As Robert Corr, president of V-Net put it, "It's been 27 years since I created the first ginseng soft-drink of modern times and rekindled nationwide interest in this extraordinary herb. Nowadays, store shelves are laden with drinks, such as Coca-Cola's Full Throttle(TM), PepsiCo's SoBe(TM) line, Anheuser Busch's B-E(TM) and others that denote "ginseng" on their labels. The questions remain: how much and what type of ginseng root do these beverages contain, of what potency and where grown? After two decades of playing games, it's time for the beverage industry to be upfront with consumers about ginseng. V-Net has shown the way."
Corr noted the federal Farm Bill 2002 corrects the confusion arising from application of the term "ginseng" to Eleutherococcus senticosus (so-called Siberian ginseng, "Eleuthero").

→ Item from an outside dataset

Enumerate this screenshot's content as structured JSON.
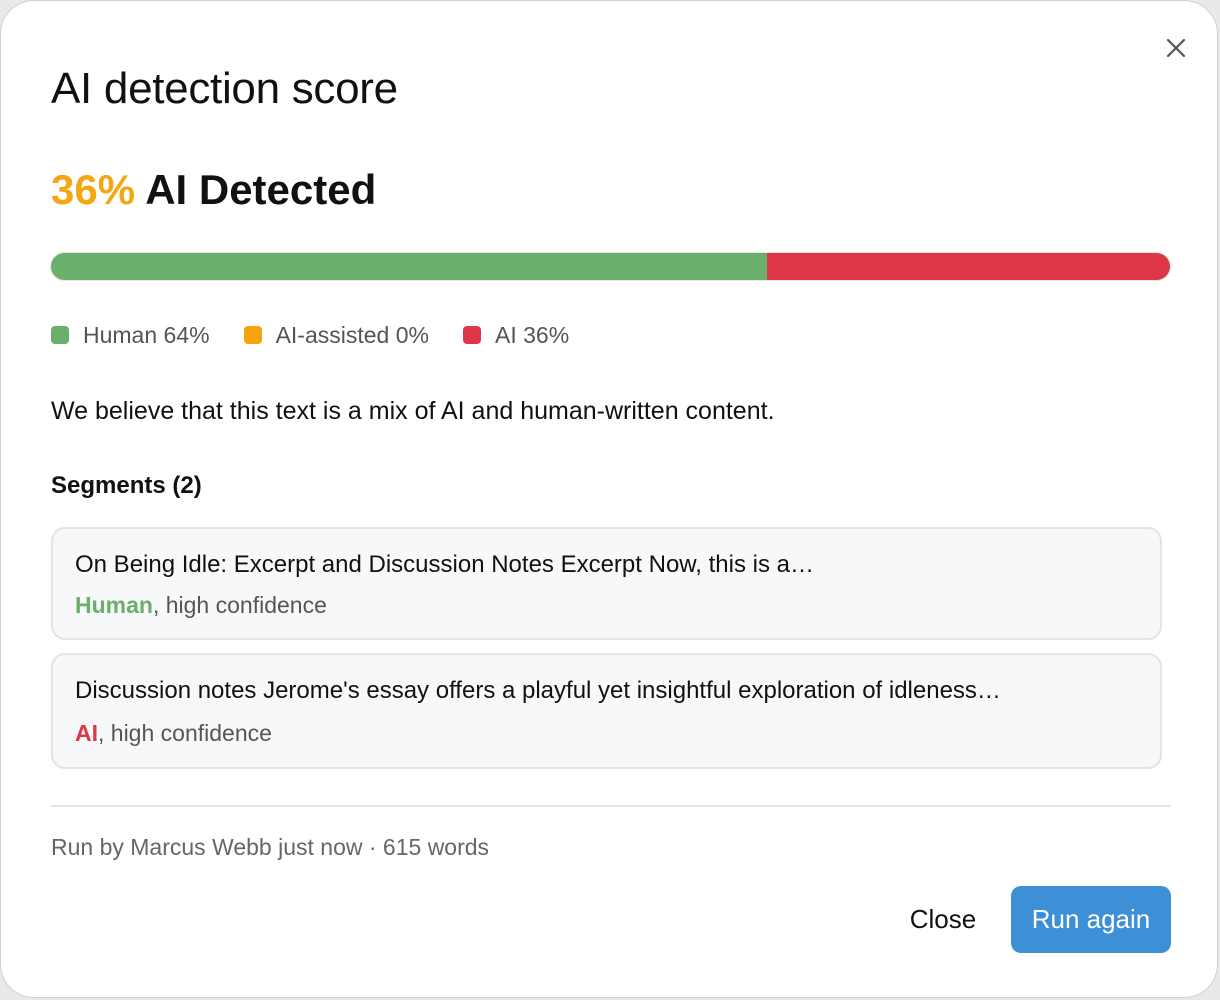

The new law establishes that "ginseng" shall apply only to plants of the genus Panax. There are eight Panax species, but only two, Panax ginseng (Chinese ginseng) and Panax quinquefolius (American ginseng) are used commercially. Eleutherococcus sells for under $2.00/lb whereas American ginseng root trades for $25.00/lb.
"At V-Net, we use quality Wisconsin-grown American Ginseng root (Panax quinquefolius) exclusively in our beverages," said Bob Corr. "We shun foreign-grown ginseng because only Wisconsin has strict laws regulating growing and processing of ginseng. Strict oversight guarantees Wisconsin ginseng does not have harmful pesticide residues. In December, the FDA seized Asian-grown ginseng tainted by a cancer-causing fungicide (quintozene), banned for crops in the United States but used elsewhere. Not only is Asian-grown ginseng suspect. Quintozene is legal in Canada, a major ginseng exporter." (http://www.fda.gov/bbs/topics/ANSWER.../ANS01334.html)
V-Net currently markets three ginseng beverages: Ginseng Rush(TM), Ginseng Rush XXX(TM) and Rush Herbal Cola(TM). Each 12 oz. bottle of Ginseng Rush contains 5 ml. American Ginseng extract. V-Net's extract is made by blending one full pound of American Ginseng dry root into one gallon of a water/alcohol mixture. Ginseng Rush XXX and Rush Herbal Cola contain 15 ml. and 3.8 ml. of this ginseng extract, respectively.
"The consumer has no idea of the quality or quantity of ginseng used in beverages of our major competitors," said Corr. "Hypothetically, they could take one drop of our ginseng extract and add it to a bathtub full of water. They could then take one drop from that bathtub, add it to their beverage, and write "ginseng" on the container in bold letters. To make matters worse, they could be using foreign-grown ginseng. Naturally, we have full faith they are following the law and using real ginseng and not "Eleuthero". With Ginseng Rush and Ginseng Rush XXX, our label tells how much ginseng is in the bottle and where it's from. We're proud of that."